Yeah Right wrote on Jul 17, 2007 10:00 AM:This article makes me want to run out there and buy a house. At least, that's what they want you to do. I'll wait until next year. Maybe. I wouldn't trust any realtors in this region, they're as bad as car salesmen. They just want their commission.

give me a break wrote on Jul 17, 2007 5:58 PM:Never interview real estate brokers or agents.... hello, they want to make everyone think the market is just going to be stronger than ever. Its weak. Its over priced and needs a HUGE correction.

LeftCA wrote on Jul 18, 2007 4:30 AM:Days on market is a poor indicator. Realtors are pulling homes off the market and re-listing them to make an appearance of less days on the market. If you don't believe me, ask any honest realtorŪ, if you can find one!

Jack wrote on Jul 18, 2007 6:20 AM:Well, it's official. The NCT reports today that house sales in Riverside County in June plunged more than 50% from June of last year! It's also the worst sales pace since 1993. So much for Swanson's "light at the end of the tunnel." I think the light is another train, and the inevitable wreck will sink home prices to ten year lows.

Duboiz wrote on Jul 18, 2007 7:32 AM:After reading this misleading article I felt I need to puke, what a bunch of baloney.
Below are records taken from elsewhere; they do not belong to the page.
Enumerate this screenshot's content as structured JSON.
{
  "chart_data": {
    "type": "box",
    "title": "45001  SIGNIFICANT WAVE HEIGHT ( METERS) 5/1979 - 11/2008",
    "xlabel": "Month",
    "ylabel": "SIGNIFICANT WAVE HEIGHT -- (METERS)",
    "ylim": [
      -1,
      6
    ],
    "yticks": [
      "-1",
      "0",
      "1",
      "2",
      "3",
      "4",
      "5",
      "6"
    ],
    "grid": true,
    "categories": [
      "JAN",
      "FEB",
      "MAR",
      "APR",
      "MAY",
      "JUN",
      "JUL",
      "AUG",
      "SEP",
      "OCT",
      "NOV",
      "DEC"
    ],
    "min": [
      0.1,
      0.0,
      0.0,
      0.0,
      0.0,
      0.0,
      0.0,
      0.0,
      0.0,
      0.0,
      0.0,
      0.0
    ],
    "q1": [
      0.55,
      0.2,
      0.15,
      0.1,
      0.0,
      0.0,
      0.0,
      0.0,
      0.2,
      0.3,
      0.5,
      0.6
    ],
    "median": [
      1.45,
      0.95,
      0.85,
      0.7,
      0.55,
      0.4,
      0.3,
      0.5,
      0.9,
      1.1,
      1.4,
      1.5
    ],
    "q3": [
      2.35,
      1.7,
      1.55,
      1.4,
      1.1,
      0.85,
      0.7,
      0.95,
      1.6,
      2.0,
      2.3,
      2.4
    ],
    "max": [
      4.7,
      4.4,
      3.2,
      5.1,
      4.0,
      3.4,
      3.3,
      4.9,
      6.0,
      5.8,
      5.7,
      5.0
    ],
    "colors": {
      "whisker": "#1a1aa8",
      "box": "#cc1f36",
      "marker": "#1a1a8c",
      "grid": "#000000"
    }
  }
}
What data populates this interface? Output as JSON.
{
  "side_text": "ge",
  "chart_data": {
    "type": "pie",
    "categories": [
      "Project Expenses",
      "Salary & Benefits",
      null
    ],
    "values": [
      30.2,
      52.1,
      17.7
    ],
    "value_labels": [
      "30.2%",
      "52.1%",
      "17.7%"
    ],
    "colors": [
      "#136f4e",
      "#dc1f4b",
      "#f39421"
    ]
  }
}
The housing market in Calownifornia will be dead fro the next decade.

Average Joe wrote on Jul 18, 2007 8:40 AM:... Excuse me but if average time on the market was 2 months, prices wouldn't be falling pal.

tony wrote on Jul 18, 2007 9:21 AM:...and Andy said..."Homeowners who stay current on payments and take care of regular home maintenance have kept prices from falling significantly..." For how long? honestly speaking how many Californians can afford a 3000-5000 mortgage for 5 yrs?. Folks accepted these ballon payments with only one reasoning...they believed they could stretch themselves for 1 or 2 yrs while tiding over with credit cards. After two yrs the house would be worth twice as much. Then they would flip and it would have been worth the sacrifice. they would have to accept that the gamble didn't work walk away.

Chuck wrote on Jul 18, 2007 12:16 PM:Days on market means nothing. Agents just relist property... voila', a brand new listing. Recycle every 90 days. Lather, rinse, repeat. Jeez Chris, when are you going to start doing to real reporting? You're worse that Gary Watts' parrot. Look at ratio of pending to listings. Duh... 9 months inventory and piling on as pendings decrease. It's gonna get a lot worse before it gets better. Until now, there weren't any really motivated sellers. Ever seen what a end-of-year sale on an REO will do? We call 'em comp busters.

Johnny Mac wrote on Jul 18, 2007 2:27 PM:Chris Chris Chris,I know add money is down. This deal is just bad. For everyone. But light,normal market.

Charles S. wrote on Jul 18, 2007 4:12 PM:Light at the end of the tunnel LOL, that's wrong as it get, all the dumb folks already bought and are loosing everything, why would you buy now when you could wait another year and pay half? now for all you dumb folks,quit blaming other people for your foolishness,and bite the bullet,and don't be so stupid next time!!! even though it will take you another 10 years to buy again.

Ann R. wrote on Jul 26, 2007 7:50 PM:I've been watching 100 properties by address cross-referenced with the MLS#, and I have only 5 with DOM of less than 30 days, and 1 was relisted with false information9 I've already done a walk-thru). I dated a realtor who told me I would be an idiot to consider buying before Feb. 2008, and then only if it was for below the appraisal price. What about the insanity of the HOAs. I saw only in Rancho Cucamonga for $370 at the 24/7 & 365 condos near Victoria Gardens. That's a new car!